Let $(A, +, \cdot )$ be a ring such that $A/<x>$ is finite, for every $0 \neq x \in A$. Show that $A$ is noetherian.

Question

I tried to show that every ideal $I$ of $A$ is finite. Let $0 \neq x \in I$. By hypothesis there is $x_1, x_2, ..., x_k \in A$ such that $$A/<x> = <x_1+<x>,..., x_k+<x>>$$ I was trying to show that $I = <x_1, x_2, ..., x_k, x>$, but I was not able to prove the $\supseteq$ inclusion. There is an easier way to show this? Any help would be great.

Answer 1

Let $I_1\subset I_2\subset\cdots$ be an ascending chain of ideals. Assume wlog $I_1=(x)$ for some $x\neq0$ (why?).
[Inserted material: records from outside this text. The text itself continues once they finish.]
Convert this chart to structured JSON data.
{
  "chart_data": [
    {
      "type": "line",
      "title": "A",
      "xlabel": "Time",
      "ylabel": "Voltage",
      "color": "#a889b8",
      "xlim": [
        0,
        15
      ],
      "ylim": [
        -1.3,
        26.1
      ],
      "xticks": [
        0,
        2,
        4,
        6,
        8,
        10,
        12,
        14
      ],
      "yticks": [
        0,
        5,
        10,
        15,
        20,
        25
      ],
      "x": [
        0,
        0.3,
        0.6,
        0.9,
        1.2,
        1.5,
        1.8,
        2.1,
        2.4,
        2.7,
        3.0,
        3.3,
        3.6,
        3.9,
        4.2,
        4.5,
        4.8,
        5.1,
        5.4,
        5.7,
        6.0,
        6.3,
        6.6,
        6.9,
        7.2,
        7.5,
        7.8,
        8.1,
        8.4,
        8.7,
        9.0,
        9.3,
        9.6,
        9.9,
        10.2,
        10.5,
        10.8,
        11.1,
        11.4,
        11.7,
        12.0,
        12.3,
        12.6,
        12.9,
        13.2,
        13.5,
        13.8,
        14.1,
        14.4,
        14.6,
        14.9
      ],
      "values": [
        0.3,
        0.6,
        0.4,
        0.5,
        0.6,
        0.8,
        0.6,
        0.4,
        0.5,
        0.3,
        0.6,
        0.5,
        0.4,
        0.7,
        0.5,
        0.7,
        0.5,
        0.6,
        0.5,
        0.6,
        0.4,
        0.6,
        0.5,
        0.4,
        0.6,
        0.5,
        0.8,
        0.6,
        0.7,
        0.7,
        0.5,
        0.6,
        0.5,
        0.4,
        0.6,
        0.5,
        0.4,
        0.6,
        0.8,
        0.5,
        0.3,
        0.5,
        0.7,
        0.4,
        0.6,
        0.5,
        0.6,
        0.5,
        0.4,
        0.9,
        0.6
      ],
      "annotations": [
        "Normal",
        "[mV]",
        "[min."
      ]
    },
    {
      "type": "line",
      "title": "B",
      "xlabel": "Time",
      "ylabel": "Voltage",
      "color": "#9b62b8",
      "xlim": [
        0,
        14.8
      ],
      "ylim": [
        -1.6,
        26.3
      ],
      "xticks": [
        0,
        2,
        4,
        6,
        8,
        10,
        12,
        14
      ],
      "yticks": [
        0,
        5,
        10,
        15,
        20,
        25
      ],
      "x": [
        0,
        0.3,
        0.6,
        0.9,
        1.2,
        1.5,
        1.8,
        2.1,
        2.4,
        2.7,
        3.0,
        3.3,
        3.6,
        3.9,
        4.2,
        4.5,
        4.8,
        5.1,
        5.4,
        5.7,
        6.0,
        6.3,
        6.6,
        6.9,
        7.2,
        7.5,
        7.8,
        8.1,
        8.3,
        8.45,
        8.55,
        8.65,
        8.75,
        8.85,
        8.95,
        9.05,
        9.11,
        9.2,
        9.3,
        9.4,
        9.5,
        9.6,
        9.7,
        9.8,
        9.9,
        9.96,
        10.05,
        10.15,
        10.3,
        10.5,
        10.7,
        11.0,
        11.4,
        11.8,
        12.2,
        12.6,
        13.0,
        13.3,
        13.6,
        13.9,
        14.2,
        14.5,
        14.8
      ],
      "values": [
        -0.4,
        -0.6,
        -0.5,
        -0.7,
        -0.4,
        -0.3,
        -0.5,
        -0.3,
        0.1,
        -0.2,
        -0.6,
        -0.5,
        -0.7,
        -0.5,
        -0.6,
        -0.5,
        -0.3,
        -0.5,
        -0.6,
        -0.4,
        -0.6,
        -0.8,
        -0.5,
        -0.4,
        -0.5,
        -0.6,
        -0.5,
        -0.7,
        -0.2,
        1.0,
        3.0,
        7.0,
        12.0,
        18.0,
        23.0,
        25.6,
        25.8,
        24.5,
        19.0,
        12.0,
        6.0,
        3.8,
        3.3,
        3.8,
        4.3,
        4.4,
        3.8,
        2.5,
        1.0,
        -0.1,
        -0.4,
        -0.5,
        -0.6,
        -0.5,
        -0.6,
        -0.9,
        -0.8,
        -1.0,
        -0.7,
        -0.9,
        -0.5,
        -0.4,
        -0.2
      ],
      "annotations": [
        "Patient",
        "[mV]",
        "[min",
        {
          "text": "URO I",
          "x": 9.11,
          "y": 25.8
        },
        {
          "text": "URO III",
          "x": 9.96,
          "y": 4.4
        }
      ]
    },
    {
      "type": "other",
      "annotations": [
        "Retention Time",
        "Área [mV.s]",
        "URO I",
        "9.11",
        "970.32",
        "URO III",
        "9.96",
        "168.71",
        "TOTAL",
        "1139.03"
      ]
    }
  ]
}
Take the quotient modules on the chain modulo $I_1=(x)$ and obtain

$$0=(x)/(x)\subset I_2/(x)\subset I_3/(x)\subset\cdots\subset A/(x)$$

Next, you would want to show this chain cannot strictly increase indefinitely. This is the where the hypothesis comes into play. And recall that there is a 1-1 correspondence between ideals of $A$ and ideals of $A/(x)$ containing $(x)$. It follows that the original chain is stationary.